Wednesday, April 29, 2009

Inflation Expectations Rising

Today's shall we say questionable (based on the view that even though overall growth was weaker than expected, the report was still positive because the consumer spending component was stronger than expected) stock market rally contributed to bond yields finally rising above the level where they were when the Fed announced. The 10 year yield tonight closed at 3.10%, above the roughly 3% the day before the March 18 announcement Fed announcement and way above the roughly 2.5% after the Fed announcement

However, that only goes for the yield on nominal bonds. The yield on so-called inflation-protected bonds closed at 1.55%, far below the 1.9% level before the March 18 Fed announcement.

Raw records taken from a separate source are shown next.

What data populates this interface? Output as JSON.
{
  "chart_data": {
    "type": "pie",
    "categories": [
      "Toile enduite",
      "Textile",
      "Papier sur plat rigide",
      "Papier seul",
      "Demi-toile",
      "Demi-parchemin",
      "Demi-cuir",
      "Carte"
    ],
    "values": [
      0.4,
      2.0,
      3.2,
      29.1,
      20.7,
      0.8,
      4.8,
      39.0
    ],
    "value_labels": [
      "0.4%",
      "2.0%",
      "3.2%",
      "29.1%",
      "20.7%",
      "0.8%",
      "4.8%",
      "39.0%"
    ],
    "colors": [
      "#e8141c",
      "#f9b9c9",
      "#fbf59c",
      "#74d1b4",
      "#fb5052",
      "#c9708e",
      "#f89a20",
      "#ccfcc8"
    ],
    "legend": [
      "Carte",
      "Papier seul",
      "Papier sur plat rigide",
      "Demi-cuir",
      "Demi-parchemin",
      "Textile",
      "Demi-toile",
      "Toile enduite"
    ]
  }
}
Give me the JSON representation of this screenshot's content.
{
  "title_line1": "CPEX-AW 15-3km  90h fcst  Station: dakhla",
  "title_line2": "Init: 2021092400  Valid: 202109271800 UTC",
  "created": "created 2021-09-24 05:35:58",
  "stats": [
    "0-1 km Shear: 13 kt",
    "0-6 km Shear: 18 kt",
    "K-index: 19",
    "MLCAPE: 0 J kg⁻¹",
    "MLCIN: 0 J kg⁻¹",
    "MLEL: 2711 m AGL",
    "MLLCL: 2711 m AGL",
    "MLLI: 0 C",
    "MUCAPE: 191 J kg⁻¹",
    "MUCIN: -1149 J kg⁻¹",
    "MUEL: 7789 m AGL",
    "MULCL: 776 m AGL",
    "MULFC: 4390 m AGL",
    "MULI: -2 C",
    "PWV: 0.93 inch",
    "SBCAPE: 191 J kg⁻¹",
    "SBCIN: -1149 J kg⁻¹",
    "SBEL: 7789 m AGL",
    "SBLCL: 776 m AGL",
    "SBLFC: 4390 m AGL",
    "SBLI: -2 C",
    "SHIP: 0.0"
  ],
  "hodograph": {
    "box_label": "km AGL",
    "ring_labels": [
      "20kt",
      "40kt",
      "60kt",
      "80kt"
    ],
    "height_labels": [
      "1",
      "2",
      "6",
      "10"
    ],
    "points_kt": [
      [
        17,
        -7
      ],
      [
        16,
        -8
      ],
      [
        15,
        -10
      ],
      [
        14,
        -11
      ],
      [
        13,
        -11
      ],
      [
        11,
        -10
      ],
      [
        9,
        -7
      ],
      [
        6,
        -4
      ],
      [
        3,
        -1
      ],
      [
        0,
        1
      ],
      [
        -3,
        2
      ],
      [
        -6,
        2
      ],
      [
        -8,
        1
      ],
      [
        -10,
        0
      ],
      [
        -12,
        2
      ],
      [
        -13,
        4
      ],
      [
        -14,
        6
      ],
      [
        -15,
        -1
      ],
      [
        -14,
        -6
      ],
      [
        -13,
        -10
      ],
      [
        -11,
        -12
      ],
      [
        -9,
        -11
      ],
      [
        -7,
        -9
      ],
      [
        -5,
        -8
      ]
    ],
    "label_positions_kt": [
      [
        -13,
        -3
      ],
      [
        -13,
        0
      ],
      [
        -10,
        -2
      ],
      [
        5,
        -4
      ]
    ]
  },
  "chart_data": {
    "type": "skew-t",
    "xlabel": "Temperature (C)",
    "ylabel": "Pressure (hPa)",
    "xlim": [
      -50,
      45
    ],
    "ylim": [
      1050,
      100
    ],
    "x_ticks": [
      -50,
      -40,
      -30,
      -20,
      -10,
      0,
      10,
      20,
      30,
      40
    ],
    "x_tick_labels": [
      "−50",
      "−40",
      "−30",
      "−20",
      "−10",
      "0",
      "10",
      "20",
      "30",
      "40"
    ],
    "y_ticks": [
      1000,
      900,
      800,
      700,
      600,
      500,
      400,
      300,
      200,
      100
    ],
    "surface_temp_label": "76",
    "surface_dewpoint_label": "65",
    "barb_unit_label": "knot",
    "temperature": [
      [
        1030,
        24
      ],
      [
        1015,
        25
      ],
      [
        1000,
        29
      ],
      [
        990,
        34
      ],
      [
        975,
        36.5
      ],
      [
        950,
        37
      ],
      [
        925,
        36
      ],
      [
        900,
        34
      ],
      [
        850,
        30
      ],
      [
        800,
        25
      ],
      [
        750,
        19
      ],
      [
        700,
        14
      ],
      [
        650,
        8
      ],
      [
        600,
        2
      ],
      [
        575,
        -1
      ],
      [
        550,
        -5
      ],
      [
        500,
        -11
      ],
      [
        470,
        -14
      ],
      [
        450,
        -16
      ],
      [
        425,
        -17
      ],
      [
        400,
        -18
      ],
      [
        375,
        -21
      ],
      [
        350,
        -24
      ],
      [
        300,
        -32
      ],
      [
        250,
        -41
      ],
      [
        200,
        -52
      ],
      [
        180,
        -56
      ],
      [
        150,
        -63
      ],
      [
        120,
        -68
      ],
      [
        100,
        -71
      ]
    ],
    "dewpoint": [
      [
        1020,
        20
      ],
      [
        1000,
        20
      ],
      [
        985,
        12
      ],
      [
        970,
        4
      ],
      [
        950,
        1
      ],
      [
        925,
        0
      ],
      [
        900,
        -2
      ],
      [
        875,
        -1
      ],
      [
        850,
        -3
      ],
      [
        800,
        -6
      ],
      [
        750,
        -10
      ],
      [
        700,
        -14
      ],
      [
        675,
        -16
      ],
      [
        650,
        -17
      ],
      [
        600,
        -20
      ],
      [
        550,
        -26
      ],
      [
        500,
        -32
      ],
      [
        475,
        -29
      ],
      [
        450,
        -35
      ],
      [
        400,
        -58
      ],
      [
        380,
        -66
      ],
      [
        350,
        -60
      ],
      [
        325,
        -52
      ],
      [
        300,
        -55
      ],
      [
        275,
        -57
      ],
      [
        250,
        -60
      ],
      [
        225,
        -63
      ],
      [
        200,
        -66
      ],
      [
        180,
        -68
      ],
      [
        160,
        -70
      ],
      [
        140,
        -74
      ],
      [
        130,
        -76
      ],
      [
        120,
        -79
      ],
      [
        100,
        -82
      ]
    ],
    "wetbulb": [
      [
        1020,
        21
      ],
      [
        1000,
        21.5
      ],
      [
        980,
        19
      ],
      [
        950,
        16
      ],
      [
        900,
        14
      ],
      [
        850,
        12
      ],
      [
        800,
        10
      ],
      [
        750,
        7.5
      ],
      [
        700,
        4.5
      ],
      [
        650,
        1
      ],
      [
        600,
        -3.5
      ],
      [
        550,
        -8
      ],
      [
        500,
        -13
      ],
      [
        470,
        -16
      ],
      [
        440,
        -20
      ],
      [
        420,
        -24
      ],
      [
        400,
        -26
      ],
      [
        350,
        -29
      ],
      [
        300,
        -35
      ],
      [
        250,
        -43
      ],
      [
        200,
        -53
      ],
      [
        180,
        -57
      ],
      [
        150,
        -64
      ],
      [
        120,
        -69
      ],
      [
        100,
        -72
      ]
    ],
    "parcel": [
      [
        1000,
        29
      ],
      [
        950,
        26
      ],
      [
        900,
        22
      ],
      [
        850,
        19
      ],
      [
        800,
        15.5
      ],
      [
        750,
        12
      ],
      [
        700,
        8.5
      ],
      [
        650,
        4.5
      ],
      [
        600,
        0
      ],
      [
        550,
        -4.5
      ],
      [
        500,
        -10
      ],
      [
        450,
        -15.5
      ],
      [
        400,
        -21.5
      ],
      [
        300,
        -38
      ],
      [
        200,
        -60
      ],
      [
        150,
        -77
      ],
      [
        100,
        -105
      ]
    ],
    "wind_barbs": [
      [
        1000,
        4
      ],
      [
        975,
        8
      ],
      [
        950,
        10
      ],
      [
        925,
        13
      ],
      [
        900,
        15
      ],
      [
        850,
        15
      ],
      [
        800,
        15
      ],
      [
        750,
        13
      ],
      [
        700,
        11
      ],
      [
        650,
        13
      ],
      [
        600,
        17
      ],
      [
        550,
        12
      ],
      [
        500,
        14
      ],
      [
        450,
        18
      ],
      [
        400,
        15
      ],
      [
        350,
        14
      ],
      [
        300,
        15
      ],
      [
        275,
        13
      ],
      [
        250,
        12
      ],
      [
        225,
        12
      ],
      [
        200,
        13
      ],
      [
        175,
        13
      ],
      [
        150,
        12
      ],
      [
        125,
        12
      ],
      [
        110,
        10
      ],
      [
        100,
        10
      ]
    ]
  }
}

The spread between inflation-protected bonds and those that aren't has thus risen from about just 1.1%: points to 1.55%: points, indicating rising inflationary expectations.

The other popular inflation indicator, gold, hasn't performed as well, but it hasn't really performed bad either, and at any rate that simply reflects worries over central bank gold sales as well as the general decrease in the demand for safe havens that the stock market rally has generated.


Blogger Jim Pearson said...

It's interesting that Bloomberg looked at the same spread with slightly different timing and found that it narrowed.
Nonetheless, the spread is still higher now.
Is there any conventional shorter name for this inflation indicator? "The difference between rates on 10-year notes and TIPS" is a bit wordy.

12:27 AM  
Blogger stefankarlsson said...

That story was published more than a week ago. Since then, the spread has increased dramatically.

I don't know any really good name, but TIPS-nominal spread would at least be shorter.